Spark2.4.0和Scala2.11整合Kudu1.8.0遇到的坑
最近做實時數倉用到了spark streaming和kudu兩個元件,因為資料少得可憐,折騰了一番終於是搞定了,在這裡記錄下期間遇到的坑
先通過Impala建張Kudu表
create table kudu_appbind_test(
md5 string,userid string,datetime_ string,time_ string,cardno string,flag string,cardtype string,primary key(md5,userid,datetime_)
)
stored as kudu;
複製程式碼
依賴選擇
參考kudu官網:kudu.apache.org/docs/develo…
- Use the kudu-spark_2.10 artifact if using Spark with Scala 2.10. Note that Spark 1 is no longer supported in Kudu starting from version 1.6.0. So in order to use Spark 1 integrated with Kudu,version 1.5.0 is the latest to go to.
- Use kudu-spark2_2.11 artifact if using Spark 2 with Scala 2.11.
- kudu-spark versions 1.8.0 and below have slightly different syntax.
- Spark 2.2+ requires Java 8 at runtime even though Kudu Spark 2.x integration is Java 7 compatible. Spark 2.2 is the default dependency version as of Kudu 1.5.0.
我這裡是使用spark 2.4.0、scala 2.11、kudu 1.8.0,所以也該選擇 kudu-spark_2.11-1.8.0.jar,maven中配置如下:
<!-- https://mvnrepository.com/artifact/org.apache.kudu/kudu-spark2 -->
<dependency>
<groupId>org.apache.kudu</groupId>
<artifactId>kudu-spark2_2.11</artifactId>
<version>1.8.0</version>
</dependency>
複製程式碼
但是針對如下寫入語句時報錯
kuduDF.write.format("kudu")
.mode("append")
.option("kudu.master","server:7051")
.option("kudu.table","impala::kudu_appbind_test")
.mode("append")
.save()
複製程式碼
java.lang.ClassNotFoundException: Failed to find data source: kudu.

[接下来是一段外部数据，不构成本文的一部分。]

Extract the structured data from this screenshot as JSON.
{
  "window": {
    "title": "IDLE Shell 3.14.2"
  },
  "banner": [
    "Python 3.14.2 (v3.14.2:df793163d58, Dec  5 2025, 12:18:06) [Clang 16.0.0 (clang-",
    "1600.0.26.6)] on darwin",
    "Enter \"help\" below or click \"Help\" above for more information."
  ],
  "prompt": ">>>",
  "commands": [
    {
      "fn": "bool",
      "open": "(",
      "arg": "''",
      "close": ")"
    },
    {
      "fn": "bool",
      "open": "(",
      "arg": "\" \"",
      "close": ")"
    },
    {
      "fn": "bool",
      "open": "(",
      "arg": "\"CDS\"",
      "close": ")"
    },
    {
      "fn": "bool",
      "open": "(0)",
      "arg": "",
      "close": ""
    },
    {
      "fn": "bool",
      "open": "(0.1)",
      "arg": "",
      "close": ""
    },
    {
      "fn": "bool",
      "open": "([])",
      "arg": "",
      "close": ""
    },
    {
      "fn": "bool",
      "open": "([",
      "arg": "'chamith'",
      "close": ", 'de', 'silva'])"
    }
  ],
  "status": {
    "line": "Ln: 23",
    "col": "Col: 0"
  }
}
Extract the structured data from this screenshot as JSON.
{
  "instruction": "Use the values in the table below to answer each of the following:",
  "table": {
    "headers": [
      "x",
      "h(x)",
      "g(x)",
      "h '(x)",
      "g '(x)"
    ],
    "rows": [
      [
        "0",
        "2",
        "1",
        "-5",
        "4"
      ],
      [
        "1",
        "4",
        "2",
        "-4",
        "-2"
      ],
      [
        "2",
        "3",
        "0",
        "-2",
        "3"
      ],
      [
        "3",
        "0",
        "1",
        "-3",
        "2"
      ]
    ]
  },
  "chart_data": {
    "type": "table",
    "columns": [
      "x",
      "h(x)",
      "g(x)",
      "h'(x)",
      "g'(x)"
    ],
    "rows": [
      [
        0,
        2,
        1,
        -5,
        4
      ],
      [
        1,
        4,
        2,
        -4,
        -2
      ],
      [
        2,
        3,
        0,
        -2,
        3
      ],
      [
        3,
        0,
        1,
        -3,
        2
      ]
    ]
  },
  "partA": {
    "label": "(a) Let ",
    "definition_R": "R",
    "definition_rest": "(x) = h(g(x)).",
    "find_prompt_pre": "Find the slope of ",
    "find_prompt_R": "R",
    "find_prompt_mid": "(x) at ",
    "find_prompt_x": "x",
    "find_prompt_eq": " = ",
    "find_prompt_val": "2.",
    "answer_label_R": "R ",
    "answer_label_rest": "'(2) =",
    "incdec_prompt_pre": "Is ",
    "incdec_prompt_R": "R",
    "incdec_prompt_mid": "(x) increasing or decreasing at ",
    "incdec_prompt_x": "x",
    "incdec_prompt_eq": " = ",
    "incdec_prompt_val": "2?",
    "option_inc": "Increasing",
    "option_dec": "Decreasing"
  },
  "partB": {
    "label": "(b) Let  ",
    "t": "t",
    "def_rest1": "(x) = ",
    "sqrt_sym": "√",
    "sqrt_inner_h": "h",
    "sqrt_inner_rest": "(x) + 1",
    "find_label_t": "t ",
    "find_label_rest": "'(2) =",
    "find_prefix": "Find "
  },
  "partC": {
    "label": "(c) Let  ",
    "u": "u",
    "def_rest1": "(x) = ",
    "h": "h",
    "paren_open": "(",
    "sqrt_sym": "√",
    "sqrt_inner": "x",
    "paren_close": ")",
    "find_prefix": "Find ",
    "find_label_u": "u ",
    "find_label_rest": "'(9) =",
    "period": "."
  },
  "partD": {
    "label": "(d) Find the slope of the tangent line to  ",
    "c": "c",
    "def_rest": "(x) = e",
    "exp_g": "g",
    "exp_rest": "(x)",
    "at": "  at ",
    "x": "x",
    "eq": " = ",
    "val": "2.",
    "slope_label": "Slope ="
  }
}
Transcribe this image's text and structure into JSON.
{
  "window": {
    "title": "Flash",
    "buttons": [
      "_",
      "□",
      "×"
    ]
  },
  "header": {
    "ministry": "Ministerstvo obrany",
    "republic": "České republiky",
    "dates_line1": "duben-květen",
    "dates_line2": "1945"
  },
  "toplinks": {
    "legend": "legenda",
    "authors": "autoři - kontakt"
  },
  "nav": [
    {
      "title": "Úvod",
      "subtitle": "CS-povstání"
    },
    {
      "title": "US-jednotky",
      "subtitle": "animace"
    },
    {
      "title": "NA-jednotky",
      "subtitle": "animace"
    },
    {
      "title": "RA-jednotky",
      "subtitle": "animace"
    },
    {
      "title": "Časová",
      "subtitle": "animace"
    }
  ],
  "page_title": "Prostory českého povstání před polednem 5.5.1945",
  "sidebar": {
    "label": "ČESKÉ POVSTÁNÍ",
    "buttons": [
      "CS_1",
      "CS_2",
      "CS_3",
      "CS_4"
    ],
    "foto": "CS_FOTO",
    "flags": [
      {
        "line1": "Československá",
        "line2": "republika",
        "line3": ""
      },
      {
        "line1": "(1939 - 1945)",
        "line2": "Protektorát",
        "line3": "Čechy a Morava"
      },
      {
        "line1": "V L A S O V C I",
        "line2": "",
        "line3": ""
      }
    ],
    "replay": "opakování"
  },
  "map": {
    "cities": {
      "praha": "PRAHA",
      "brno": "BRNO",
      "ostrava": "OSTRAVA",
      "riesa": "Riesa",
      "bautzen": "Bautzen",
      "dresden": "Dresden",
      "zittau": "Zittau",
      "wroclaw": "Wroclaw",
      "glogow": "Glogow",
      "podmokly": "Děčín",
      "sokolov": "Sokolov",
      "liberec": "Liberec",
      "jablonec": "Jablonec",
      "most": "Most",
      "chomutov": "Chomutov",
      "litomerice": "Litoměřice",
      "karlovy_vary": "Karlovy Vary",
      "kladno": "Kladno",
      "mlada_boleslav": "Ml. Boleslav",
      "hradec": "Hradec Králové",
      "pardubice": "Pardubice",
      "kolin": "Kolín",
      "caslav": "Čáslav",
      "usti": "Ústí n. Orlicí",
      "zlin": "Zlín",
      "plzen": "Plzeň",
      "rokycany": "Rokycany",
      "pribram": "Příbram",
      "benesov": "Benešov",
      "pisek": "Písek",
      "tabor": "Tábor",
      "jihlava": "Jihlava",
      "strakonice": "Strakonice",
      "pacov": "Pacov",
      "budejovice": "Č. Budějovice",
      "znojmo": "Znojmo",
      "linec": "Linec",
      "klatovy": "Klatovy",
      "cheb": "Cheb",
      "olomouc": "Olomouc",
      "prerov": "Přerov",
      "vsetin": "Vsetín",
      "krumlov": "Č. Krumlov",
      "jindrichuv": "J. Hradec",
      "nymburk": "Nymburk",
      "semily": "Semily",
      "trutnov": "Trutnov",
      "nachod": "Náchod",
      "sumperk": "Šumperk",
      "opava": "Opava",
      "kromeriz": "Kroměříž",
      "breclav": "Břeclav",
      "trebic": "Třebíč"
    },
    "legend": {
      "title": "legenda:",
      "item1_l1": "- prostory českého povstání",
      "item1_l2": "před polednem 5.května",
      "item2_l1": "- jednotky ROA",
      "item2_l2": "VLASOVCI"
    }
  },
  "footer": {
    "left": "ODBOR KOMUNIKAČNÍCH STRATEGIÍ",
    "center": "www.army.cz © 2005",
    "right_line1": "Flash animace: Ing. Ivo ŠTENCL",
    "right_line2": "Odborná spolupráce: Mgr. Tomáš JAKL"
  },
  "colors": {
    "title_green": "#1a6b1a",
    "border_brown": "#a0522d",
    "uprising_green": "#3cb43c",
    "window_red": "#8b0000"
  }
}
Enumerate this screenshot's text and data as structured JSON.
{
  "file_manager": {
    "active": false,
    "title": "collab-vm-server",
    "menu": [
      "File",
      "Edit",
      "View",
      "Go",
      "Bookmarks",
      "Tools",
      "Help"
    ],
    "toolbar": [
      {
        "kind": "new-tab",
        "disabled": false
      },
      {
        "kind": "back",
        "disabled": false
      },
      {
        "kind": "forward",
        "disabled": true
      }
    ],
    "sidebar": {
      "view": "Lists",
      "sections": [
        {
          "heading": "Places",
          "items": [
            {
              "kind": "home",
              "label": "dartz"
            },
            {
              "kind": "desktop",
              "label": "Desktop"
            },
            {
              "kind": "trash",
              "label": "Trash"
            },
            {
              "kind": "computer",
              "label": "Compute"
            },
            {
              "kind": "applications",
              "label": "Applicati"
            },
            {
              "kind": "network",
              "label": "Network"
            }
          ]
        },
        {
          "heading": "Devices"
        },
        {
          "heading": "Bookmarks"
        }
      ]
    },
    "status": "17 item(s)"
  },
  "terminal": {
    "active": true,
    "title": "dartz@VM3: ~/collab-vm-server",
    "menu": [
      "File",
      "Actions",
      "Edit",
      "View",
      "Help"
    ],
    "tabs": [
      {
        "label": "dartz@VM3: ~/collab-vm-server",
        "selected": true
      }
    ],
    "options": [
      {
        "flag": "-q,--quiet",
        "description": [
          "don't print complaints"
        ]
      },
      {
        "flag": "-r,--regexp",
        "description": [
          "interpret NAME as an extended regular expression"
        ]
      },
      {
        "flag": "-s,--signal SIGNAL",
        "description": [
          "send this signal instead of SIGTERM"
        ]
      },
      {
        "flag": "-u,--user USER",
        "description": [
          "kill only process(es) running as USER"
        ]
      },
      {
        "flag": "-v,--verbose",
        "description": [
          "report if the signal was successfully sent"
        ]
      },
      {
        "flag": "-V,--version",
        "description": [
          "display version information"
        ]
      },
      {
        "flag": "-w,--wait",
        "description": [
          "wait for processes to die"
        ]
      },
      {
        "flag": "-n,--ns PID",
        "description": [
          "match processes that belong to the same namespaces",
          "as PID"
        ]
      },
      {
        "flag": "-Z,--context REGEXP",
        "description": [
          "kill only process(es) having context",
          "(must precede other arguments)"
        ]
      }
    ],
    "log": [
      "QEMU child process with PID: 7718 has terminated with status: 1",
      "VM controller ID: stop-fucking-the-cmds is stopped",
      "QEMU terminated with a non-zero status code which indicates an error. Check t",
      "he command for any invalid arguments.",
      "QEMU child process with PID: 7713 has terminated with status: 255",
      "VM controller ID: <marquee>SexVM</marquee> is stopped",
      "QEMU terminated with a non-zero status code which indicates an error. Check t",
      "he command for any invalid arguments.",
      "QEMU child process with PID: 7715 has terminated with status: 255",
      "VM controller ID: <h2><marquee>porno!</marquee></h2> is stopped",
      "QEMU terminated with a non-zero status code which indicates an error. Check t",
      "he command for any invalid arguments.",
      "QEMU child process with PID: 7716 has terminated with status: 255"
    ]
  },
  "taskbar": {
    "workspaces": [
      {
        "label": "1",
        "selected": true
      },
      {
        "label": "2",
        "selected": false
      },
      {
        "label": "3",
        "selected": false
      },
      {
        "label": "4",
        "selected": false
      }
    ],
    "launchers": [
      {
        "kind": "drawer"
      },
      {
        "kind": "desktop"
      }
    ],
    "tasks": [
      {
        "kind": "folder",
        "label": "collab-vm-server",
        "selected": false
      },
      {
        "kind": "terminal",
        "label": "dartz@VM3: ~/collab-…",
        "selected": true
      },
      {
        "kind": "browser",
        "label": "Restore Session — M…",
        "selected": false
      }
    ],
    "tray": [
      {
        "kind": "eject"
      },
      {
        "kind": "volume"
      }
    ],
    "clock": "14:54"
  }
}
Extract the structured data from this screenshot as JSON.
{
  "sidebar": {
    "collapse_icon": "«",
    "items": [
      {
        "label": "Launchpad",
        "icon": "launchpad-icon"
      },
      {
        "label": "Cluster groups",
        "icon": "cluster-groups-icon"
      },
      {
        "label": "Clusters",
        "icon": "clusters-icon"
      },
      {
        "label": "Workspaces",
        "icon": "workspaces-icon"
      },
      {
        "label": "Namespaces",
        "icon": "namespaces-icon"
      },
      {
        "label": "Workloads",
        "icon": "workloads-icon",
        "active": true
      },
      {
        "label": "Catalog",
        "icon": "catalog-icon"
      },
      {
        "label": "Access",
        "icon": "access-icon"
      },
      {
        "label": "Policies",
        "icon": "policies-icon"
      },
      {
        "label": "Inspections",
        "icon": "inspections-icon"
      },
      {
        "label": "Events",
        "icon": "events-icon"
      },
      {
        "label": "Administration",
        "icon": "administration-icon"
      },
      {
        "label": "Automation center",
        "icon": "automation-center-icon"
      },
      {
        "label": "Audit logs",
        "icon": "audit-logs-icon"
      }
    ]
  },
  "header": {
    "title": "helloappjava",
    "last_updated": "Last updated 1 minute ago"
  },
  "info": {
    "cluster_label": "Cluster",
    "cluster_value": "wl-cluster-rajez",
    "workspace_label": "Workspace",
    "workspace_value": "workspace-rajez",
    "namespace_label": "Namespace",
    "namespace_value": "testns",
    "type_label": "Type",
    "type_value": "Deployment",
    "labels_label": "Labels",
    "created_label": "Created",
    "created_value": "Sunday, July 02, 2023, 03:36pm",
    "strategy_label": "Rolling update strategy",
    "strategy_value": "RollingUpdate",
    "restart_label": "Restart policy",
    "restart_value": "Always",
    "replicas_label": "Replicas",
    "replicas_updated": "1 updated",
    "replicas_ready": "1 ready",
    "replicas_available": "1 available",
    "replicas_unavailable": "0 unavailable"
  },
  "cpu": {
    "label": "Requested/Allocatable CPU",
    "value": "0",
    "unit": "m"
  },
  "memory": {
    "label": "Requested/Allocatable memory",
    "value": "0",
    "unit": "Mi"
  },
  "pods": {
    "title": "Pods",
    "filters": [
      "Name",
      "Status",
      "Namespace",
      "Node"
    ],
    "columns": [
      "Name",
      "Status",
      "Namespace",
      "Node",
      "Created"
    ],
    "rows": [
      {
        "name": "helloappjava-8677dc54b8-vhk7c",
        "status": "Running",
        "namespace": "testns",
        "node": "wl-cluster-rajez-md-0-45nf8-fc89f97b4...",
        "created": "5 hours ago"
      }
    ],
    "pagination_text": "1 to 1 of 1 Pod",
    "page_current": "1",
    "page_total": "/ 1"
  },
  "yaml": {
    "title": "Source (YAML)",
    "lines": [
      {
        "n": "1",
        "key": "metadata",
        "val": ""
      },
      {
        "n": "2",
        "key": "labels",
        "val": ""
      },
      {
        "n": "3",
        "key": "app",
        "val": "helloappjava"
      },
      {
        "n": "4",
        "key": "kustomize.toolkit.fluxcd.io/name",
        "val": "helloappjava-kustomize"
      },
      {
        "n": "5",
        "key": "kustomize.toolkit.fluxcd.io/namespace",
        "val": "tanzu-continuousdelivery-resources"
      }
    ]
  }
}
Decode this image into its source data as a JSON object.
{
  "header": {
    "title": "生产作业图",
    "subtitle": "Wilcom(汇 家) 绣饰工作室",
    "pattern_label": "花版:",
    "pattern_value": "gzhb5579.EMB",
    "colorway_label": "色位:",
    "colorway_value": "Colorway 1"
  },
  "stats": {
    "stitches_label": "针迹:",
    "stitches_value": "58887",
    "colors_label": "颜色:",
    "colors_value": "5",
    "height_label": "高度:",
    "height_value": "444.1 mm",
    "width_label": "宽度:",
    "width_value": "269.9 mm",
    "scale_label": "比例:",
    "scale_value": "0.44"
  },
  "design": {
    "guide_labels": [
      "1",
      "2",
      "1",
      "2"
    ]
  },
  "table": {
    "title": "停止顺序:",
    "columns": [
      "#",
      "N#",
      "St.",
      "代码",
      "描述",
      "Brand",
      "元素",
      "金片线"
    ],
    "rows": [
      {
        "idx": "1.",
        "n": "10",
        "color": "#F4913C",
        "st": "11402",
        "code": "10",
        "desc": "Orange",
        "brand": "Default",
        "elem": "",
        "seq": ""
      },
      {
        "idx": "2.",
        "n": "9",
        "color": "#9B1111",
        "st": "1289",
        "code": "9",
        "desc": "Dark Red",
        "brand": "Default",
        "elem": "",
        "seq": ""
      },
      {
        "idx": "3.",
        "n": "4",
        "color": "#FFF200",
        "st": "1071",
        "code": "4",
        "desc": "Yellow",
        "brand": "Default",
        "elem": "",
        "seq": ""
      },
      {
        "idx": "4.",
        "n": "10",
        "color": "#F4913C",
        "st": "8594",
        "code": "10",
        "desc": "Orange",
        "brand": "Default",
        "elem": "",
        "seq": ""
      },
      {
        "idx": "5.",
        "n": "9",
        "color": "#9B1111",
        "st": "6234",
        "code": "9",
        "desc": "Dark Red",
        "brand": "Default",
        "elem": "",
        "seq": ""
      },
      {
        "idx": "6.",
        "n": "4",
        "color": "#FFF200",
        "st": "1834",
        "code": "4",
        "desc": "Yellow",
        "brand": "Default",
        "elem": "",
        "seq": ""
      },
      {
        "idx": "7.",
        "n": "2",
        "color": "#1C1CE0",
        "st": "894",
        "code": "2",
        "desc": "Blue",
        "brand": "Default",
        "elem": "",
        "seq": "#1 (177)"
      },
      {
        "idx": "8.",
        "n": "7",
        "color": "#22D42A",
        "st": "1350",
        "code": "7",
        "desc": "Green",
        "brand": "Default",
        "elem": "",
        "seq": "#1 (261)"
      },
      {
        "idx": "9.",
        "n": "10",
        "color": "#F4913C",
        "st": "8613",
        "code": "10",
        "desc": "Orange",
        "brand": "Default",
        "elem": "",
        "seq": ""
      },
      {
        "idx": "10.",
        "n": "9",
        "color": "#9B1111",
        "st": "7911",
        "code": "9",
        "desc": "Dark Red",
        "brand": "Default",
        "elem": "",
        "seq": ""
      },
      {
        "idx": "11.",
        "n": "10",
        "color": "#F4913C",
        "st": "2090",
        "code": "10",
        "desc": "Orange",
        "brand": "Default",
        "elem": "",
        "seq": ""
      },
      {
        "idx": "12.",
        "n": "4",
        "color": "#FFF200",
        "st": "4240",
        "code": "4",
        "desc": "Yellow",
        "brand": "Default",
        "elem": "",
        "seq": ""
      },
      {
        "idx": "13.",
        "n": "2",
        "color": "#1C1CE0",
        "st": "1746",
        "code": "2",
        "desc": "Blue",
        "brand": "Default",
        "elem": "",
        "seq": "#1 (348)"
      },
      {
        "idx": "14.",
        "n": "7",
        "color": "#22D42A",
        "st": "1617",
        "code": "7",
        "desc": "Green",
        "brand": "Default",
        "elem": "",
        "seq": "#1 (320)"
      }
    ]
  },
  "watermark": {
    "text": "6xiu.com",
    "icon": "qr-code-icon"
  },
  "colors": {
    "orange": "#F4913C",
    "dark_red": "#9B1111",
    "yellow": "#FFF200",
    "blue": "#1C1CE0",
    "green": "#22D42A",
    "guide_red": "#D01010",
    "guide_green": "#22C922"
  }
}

Please find packages at http://spark.apache.org/third-party-projects.html
at org.apache.spark.sql.execution.datasources.DataSource$.lookupDataSource(DataSource.scala:649)
at org.apache.spark.sql.DataFrameReader.load(DataFrameReader.scala:194)
at org.apache.spark.sql.DataFrameReader.load(DataFrameReader.scala:167)
... 49 elided
Caused by: java.lang.ClassNotFoundException: kudu.DefaultSource
at scala.reflect.internal.util.AbstractFileClassLoader.findClass(AbstractFileClassLoader.scala:62)
at java.lang.ClassLoader.loadClass(ClassLoader.java:424)
at java.lang.ClassLoader.loadClass(ClassLoader.java:357)
at org.apache.spark.sql.execution.datasources.DataSource$$anonfun$20$$anonfun$apply$12.apply(DataSource.scala:628)
at org.apache.spark.sql.execution.datasources.DataSource$$anonfun$20$$anonfun$apply$12.apply(DataSource.scala:628)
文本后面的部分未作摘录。